Zasadniczym plusem, na teraz, braku kopalni jest opieka jaką mogę obdarzyć Myszaka w jego ostatnich dniach.
Wczoraj w ciągu dnia leżałem łącznie z nim ok. 3h. Przeważnie po karmieniach. Karmię go łyżeczką, w mleku rozdrabniając albo ugotowane kartofle (fajnie to brzmi, bardzo małą część kartofla), albo żółtko z jajka ugotowanego. To, na łyżeczce, drugą łyżeczką rozdrabniam z kilkoma kroplami mleka i podaję mu. Jest na tyle słaby, że muszę operować łyżeczką, by mógł językiem zebrać większość z tego co mu przygotowałem. Przeważnie je 4 łyżeczki, po czym robi wrażenie najedzonego. Karmienia co ok. 3h. Chciałem je robić co 2h, ale czasowo się nie wyrabiam, tym bardziej, że po karmieniach chwilę z nim leżę. Po 3-cim karmieniu położył mi się na ręce na którą się wsunął pełznąc po łóżku. Trochę mu pomagałem jak widziałem, że się gdzieś wybiera. Jak dopełz, to odwłok miał na moim bicepsie, a tułowiem leżał przy moim przedramieniu, które było skierowane w stronę głowy. Przykryłem się tak, że prawie cała ręka była przykryta kołdrą, wraz z nim, a wystawała mu tylko głowa. Często się tak kładł jak przychodził w nocy, czy nad ranem do mnie. Wtedy wybierał miejsce na uboczu kołdry i podobnie się kładł, wystawiając nozdrza na zewnątrz. Grzał się w środku, a oddychał na zewnątrz.

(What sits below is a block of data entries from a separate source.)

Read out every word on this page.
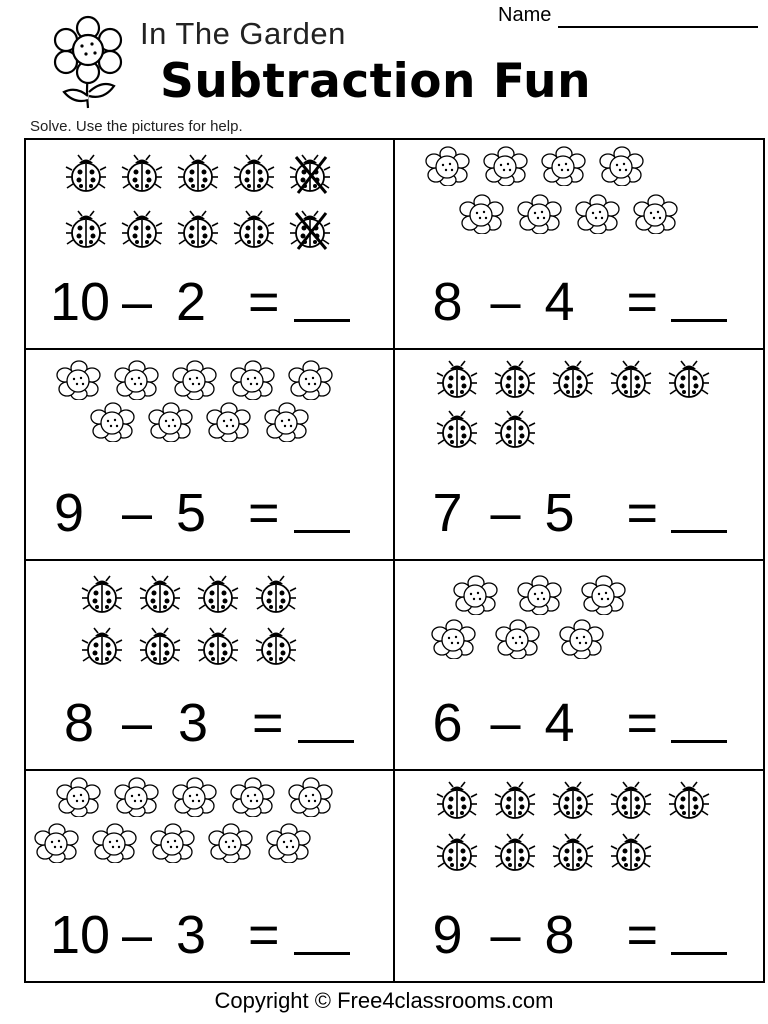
In The Garden
Subtraction Fun
Name
Solve. Use the pictures for help.
10 – 2 =	8 – 4 =
9 – 5 =	7 – 5 =
8 – 3 =	6 – 4 =
10 – 3 =	9 – 8 =
Copyright © Free4classrooms.com
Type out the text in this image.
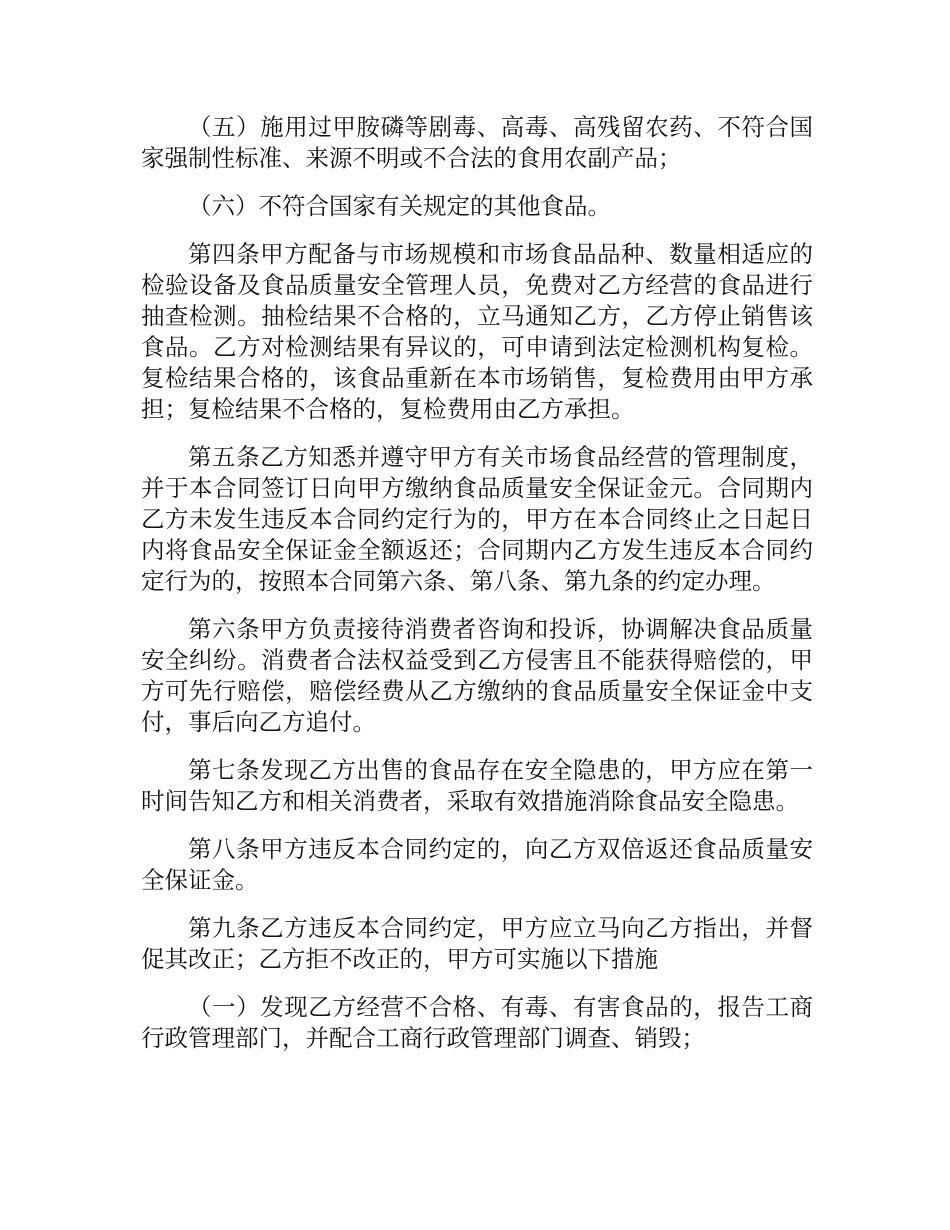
（五）施用过甲胺磷等剧毒、高毒、高残留农药、不符合国家强制性标准、来源不明或不合法的食用农副产品；

（六）不符合国家有关规定的其他食品。

第四条甲方配备与市场规模和市场食品品种、数量相适应的检验设备及食品质量安全管理人员，免费对乙方经营的食品进行抽查检测。抽检结果不合格的，立马通知乙方，乙方停止销售该食品。乙方对检测结果有异议的，可申请到法定检测机构复检。复检结果合格的，该食品重新在本市场销售，复检费用由甲方承担；复检结果不合格的，复检费用由乙方承担。

第五条乙方知悉并遵守甲方有关市场食品经营的管理制度，并于本合同签订日向甲方缴纳食品质量安全保证金元。合同期内乙方未发生违反本合同约定行为的，甲方在本合同终止之日起日内将食品安全保证金全额返还；合同期内乙方发生违反本合同约定行为的，按照本合同第六条、第八条、第九条的约定办理。

第六条甲方负责接待消费者咨询和投诉，协调解决食品质量安全纠纷。消费者合法权益受到乙方侵害且不能获得赔偿的，甲方可先行赔偿，赔偿经费从乙方缴纳的食品质量安全保证金中支付，事后向乙方追付。

第七条发现乙方出售的食品存在安全隐患的，甲方应在第一时间告知乙方和相关消费者，采取有效措施消除食品安全隐患。

第八条甲方违反本合同约定的，向乙方双倍返还食品质量安全保证金。

第九条乙方违反本合同约定，甲方应立马向乙方指出，并督促其改正；乙方拒不改正的，甲方可实施以下措施

（一）发现乙方经营不合格、有毒、有害食品的，报告工商行政管理部门，并配合工商行政管理部门调查、销毁；
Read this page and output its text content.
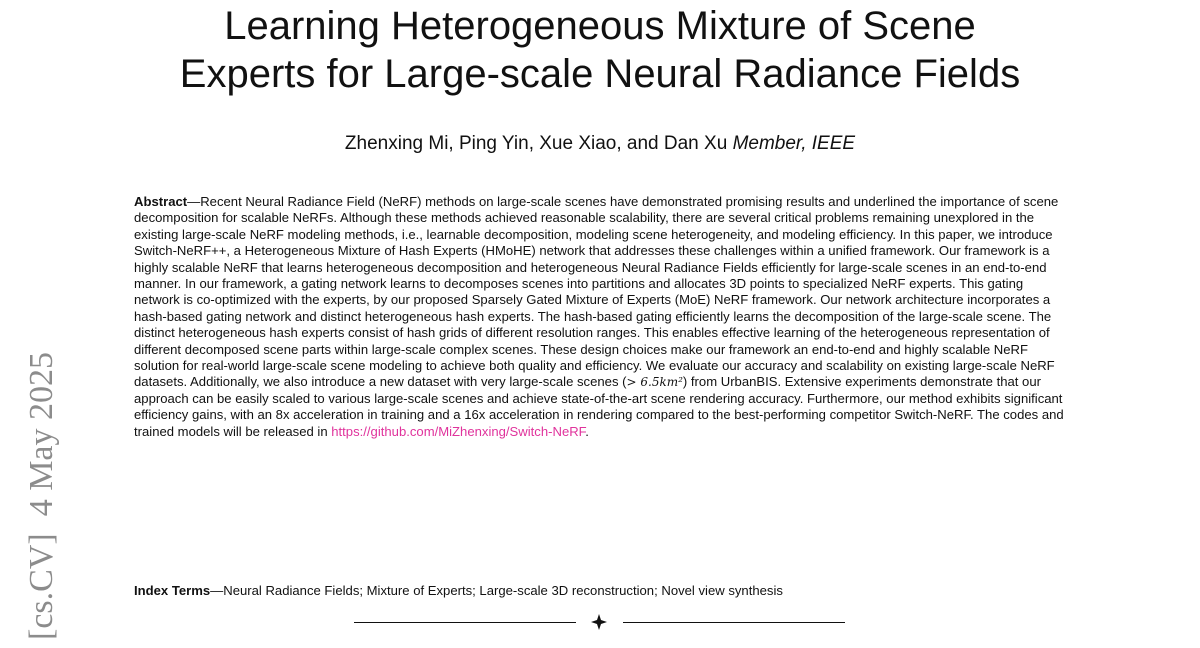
Learning Heterogeneous Mixture of Scene
Experts for Large-scale Neural Radiance Fields
Zhenxing Mi, Ping Yin, Xue Xiao, and Dan Xu Member, IEEE
[cs.CV]  4 May 2025

Abstract—Recent Neural Radiance Field (NeRF) methods on large-scale scenes have demonstrated promising results and underlined the importance of scene decomposition for scalable NeRFs. Although these methods achieved reasonable scalability, there are several critical problems remaining unexplored in the existing large-scale NeRF modeling methods, i.e., learnable decomposition, modeling scene heterogeneity, and modeling efficiency. In this paper, we introduce Switch-NeRF++, a Heterogeneous Mixture of Hash Experts (HMoHE) network that addresses these challenges within a unified framework. Our framework is a highly scalable NeRF that learns heterogeneous decomposition and heterogeneous Neural Radiance Fields efficiently for large-scale scenes in an end-to-end manner. In our framework, a gating network learns to decomposes scenes into partitions and allocates 3D points to specialized NeRF experts. This gating network is co-optimized with the experts, by our proposed Sparsely Gated Mixture of Experts (MoE) NeRF framework. Our network architecture incorporates a hash-based gating network and distinct heterogeneous hash experts. The hash-based gating efficiently learns the decomposition of the large-scale scene. The distinct heterogeneous hash experts consist of hash grids of different resolution ranges. This enables effective learning of the heterogeneous representation of different decomposed scene parts within large-scale complex scenes. These design choices make our framework an end-to-end and highly scalable NeRF solution for real-world large-scale scene modeling to achieve both quality and efficiency. We evaluate our accuracy and scalability on existing large-scale NeRF datasets. Additionally, we also introduce a new dataset with very large-scale scenes (> 6.5km²) from UrbanBIS. Extensive experiments demonstrate that our approach can be easily scaled to various large-scale scenes and achieve state-of-the-art scene rendering accuracy. Furthermore, our method exhibits significant efficiency gains, with an 8x acceleration in training and a 16x acceleration in rendering compared to the best-performing competitor Switch-NeRF. The codes and trained models will be released in https://github.com/MiZhenxing/Switch-NeRF.

Index Terms—Neural Radiance Fields; Mixture of Experts; Large-scale 3D reconstruction; Novel view synthesis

Je mało, to też utrzymanie stałego ciepła ciała, pochłania energię. Leżąc k/mnie, czy na jakiejś części mojego ciała, część energii odbiera ode mnie, coś jak ja od mięśniaków, jak na nich leżę.
Myszak słyszy, bo jak chcę mu podać łyżeczkę i jak go wołam (za dużo powiedziane, jak wymawiam jego imię), to reaguję. Jest bardzo słaby. Chodzenie już nie występuje, co pisałem wcześniej jedynie sunie i trochę mu w tym pomagam, jeżeli widzę, że chce się przemieszczać. Podkładam mu palce pod tylne nogi i wtedy łatwiej mu jest się odepchnąć i w jakąś stronę sunąć. Ma czasem problemy z oddychaniem, tzn. nie umie oczyścić dróg oddechowych, przez przedmuchanie ich strumieniem powietrza z płuc.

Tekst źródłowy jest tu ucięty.